I aint biting. Just NEVER use our Atty General as a reference for anything but laughter and example of abuse of powers.
Now stay on track and stop opening up herring cans!
"Those who give up liberty in exchange for security end up with neither."
Rebut THAT Don.
pettyfog wrote:AggieMatt wrote:Ah, but you did bite....and it turned into a ramble. No need to defend your writing, that pretty much always happens when you two get together in political discussions. But then I reckon that's the sport in it for you both.
Okay.. suppose I address Don's near on topic comment on 'Death Panel':The "once you've reached your limit in health insurance disbursements, a panel will be convened to determine the efficacy of continuing treatment" provision was from President Bush's Medicare Drug program. The difference that is made in the Affordable Care Act, is that the PATIENT gets an input into the decision made by A DOCTOR. Under Bush's program, the insurance companies make that decision.
Which is sorta disingenuous:
That is precisely the source of the NHS 'consigned to the death bed' scandals. Operating under the central NHS guidelines, the referred physician determines, after listening to patient and family caregivers, whether or not to extend palliative treatment or engage treatment for the complaint.
Being overworked and underpaid, it's way easy to just sign off him off to hospice and move on to the next case. One thing to hear the family/patient. Another SUBJECTIVE to act on their arguments.
And 'what Bush did' is besides the point. We're talking about the 'magic fix' here.

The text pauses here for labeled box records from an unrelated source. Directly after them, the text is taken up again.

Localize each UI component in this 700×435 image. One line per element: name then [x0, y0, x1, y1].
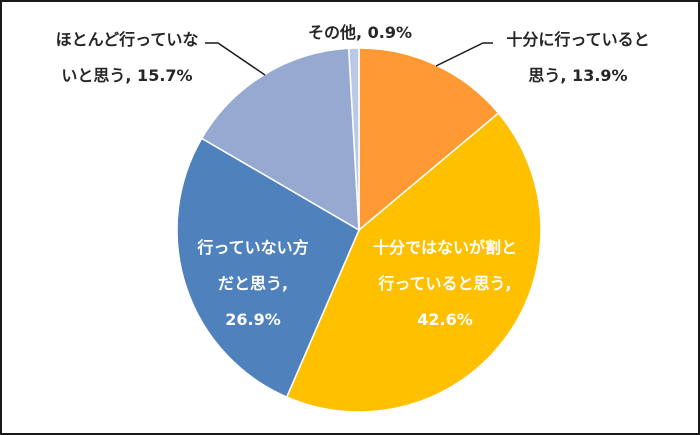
label-sufficient: 十分に行っていると 思う, 13.9%	[488, 22, 668, 94]
label-hardly: ほとんど行っていな いと思う, 15.7%	[22, 22, 232, 94]
leader-line-hardly	[205, 42, 266, 76]
label-not-much: 行っていない方 だと思う, 26.9%	[178, 230, 328, 338]
label-fairly-line1: 十分ではないが割と	[372, 238, 517, 257]
label-not-much-line1: 行っていない方	[197, 238, 309, 257]
slice-sufficient	[358, 47, 500, 232]
label-not-much-line2: だと思う,	[217, 274, 289, 293]
label-sufficient-line2: 思う, 13.9%	[528, 66, 628, 85]
label-hardly-line2: いと思う, 15.7%	[61, 66, 193, 85]
label-fairly: 十分ではないが割と 行っていると思う, 42.6%	[355, 230, 535, 338]
label-sufficient-line1: 十分に行っていると	[506, 30, 650, 49]
label-other: その他, 0.9%	[285, 15, 435, 51]
label-fairly-line3: 42.6%	[417, 310, 473, 329]
label-other-line1: その他, 0.9%	[307, 23, 413, 42]
label-hardly-line1: ほとんど行っていな	[55, 30, 199, 49]
label-not-much-line3: 26.9%	[225, 310, 281, 329]
slice-other	[347, 47, 360, 231]
label-fairly-line2: 行っていると思う,	[378, 274, 512, 293]
slice-not-much	[176, 137, 360, 399]
slice-fairly	[285, 112, 542, 413]
leader-line-sufficient	[435, 42, 493, 67]
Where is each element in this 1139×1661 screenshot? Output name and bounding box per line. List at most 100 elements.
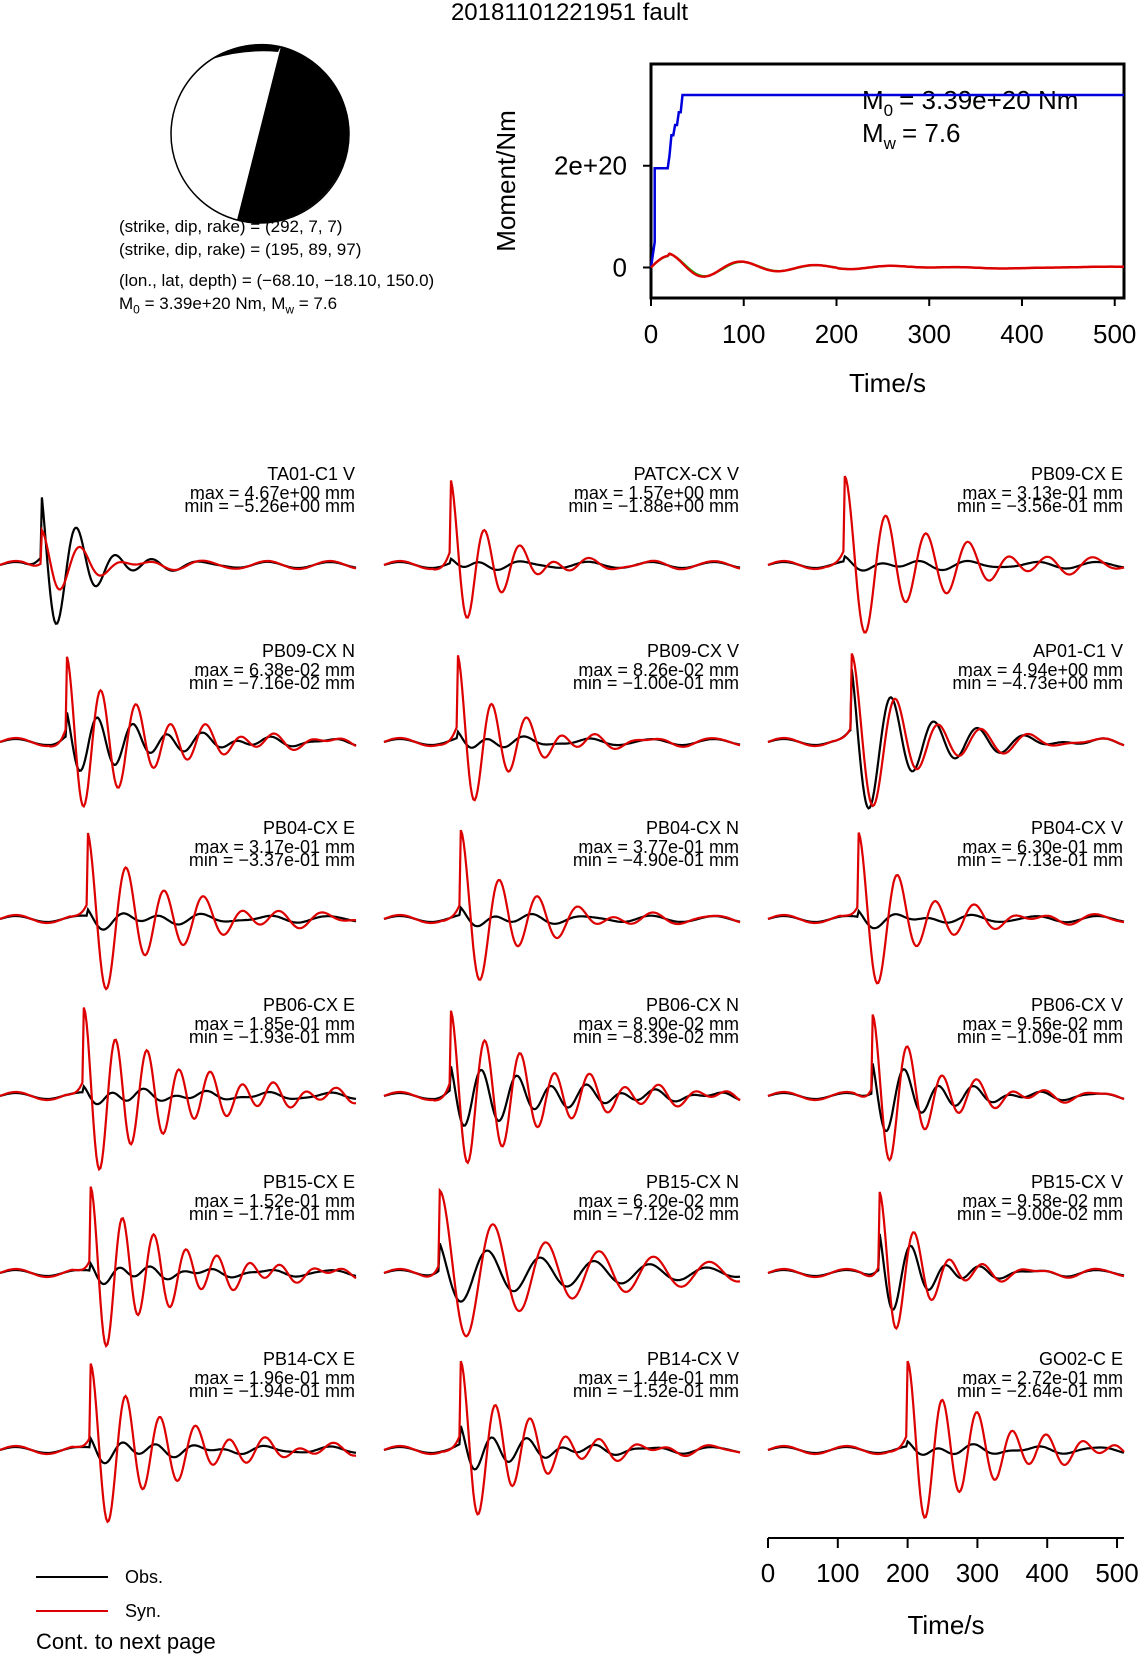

Not really. They just move here.
This is where the silly 'broccoli' argument came in - Broccoli is good for you, it is healthy thus you must eat Broccoli.Construing the Commerce Clause to permit Congress to regulate individuals precisely because they are doing nothing would open a new and potentially vast domain to congressional authority. Congress already possesses expansive power to regulate what people do. Upholding the Affordable Care Act under the Commerce Clause would give Congress the same license to regulate what people do not do.
The Framers knew the difference between doing something and doing nothing. They gave Congress the power to regulate commerce, not to compel it. Ignoring that distinction would undermine the principle that the Federal Government is a government of limited and enumerated powers. The individual mandate thus cannot be sustained under Congress’s power to “regulate Commerce.” Pp. 16–27.
Nor can the individual mandate be sustained under the Necessary and Proper Clause as an integral part of the Affordable Care Act’s other reforms. Each of this Court’s prior cases upholding laws under that Clause involved exercises of authority derivative of, and in service to, a granted power. E.g., United States v. Comstock, 560
S. ___. The individual mandate, by contrast, vests Congress with the extraordinary ability to create the necessary predicate to the exercise of an enumerated power and draw within its regulatory scope those who would otherwise be outside of it. Even if the individual mandate is “necessary” to the Affordable Care Act’s other reforms, such an expansion of federal power is not a “proper” means for making those reforms effective. Pp. 27–30.